Свадьба состоялась, однако… Я видел змеиные ухмылки семейства Гизов – предводителей фанатиков-папистов. На улицах и даже в самом дворце нас, гугенотов, оскорбляли, намеренно втягивали в драку. Однажды на улице я не стерпел и вызвал обидчика на дуэль. Едва мы обнажили шпаги, как появилась стража. Обороняясь, я ранил сержанта, и мне пришлось бежать из Парижа. Бог снова спас меня.
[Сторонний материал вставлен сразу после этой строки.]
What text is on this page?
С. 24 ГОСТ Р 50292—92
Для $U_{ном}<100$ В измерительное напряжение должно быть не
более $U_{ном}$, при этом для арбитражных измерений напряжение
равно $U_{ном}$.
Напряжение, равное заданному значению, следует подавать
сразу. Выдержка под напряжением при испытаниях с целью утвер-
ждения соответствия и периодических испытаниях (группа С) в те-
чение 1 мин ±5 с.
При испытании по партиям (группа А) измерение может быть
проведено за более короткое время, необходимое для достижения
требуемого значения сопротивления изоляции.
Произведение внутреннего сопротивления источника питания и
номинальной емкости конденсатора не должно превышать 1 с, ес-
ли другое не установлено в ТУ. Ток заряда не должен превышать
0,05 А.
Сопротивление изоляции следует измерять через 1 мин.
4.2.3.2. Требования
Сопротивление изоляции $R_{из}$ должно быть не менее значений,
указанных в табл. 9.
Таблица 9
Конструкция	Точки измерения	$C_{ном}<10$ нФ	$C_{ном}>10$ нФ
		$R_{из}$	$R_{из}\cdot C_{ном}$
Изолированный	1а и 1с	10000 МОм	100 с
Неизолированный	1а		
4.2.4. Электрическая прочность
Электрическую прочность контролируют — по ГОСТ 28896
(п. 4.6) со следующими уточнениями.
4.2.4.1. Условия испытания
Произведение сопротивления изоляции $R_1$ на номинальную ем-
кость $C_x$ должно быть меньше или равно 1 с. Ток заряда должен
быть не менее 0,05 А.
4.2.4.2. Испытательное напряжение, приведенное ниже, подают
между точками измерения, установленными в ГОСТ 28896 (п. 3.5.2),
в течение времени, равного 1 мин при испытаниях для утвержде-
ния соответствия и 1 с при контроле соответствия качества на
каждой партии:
Это было в канун дня святого Варфоломея. В полночь грянул колокол, и вооруженные католики набросились на беззащитных гугенотов. Их убивали на улицах, в их домах, в самом дворце. Трупы сбрасывали в Сену, и вскоре река стала кровавой. Был убит наш полководец адмирал де Колиньи. Генрих Наваррский уцелел только благодаря заступничеству молодой жены.
Такая же резня началась и вокруг Парижа – города Тур, Амбуаз, Божанси, Блуа, Орлеан были разграблены, две тысячи гугенотов убиты. Мне удалось собрать отряд из восьмидесяти человек, мы двинулись к Парижу без определенного плана. А навстречу нам шли опьяненные кровью убийцы. В бою мы брались за руки, чтобы каждый видел доблесть или трусость товарища. Так мы выступили против шестисот папистов и спасли город Мер от уничтожения.
Впечатления этих дней, рассказы уцелевших очевидцев уже тогда складывались в стихи, но я их не записывал, носил в сердце и в памяти.
Нет, это не война. Там грудь броней прикрыта,
Там сталь поверх одежд – надежная защита,
Здесь отбиваются лишь криком да рукой,
Один вооружен, но обнажен другой…
В темницах, во дворцах, в особняках вельмож,
Везде идет резня, гуляет меч и нож…
Когда я пробрался в Париж, картины кровавого пиршества еще сотрясали душу – трупы не убраны, кровь не замыта. Даже Сена еще не унесла своих мертвецов – они скопились под опорами мостов. Я видел два тела, сплетенных в смертельном объятии.
Обмотана коса вокруг скобы в устое
Злосчастного моста. И странной красотой
Застывший бледный труп мерцает под водой…
Она ждала к себе возлюбленное тело,
К супружеской груди она прильнуть хотела…
И вот он сброшен вниз, где мертвая супруга,
Качаясь на волнах, ждала на помощь друга…
А королева-мать со всей своей оравой
Отправилась глядеть плоды резни кровавой.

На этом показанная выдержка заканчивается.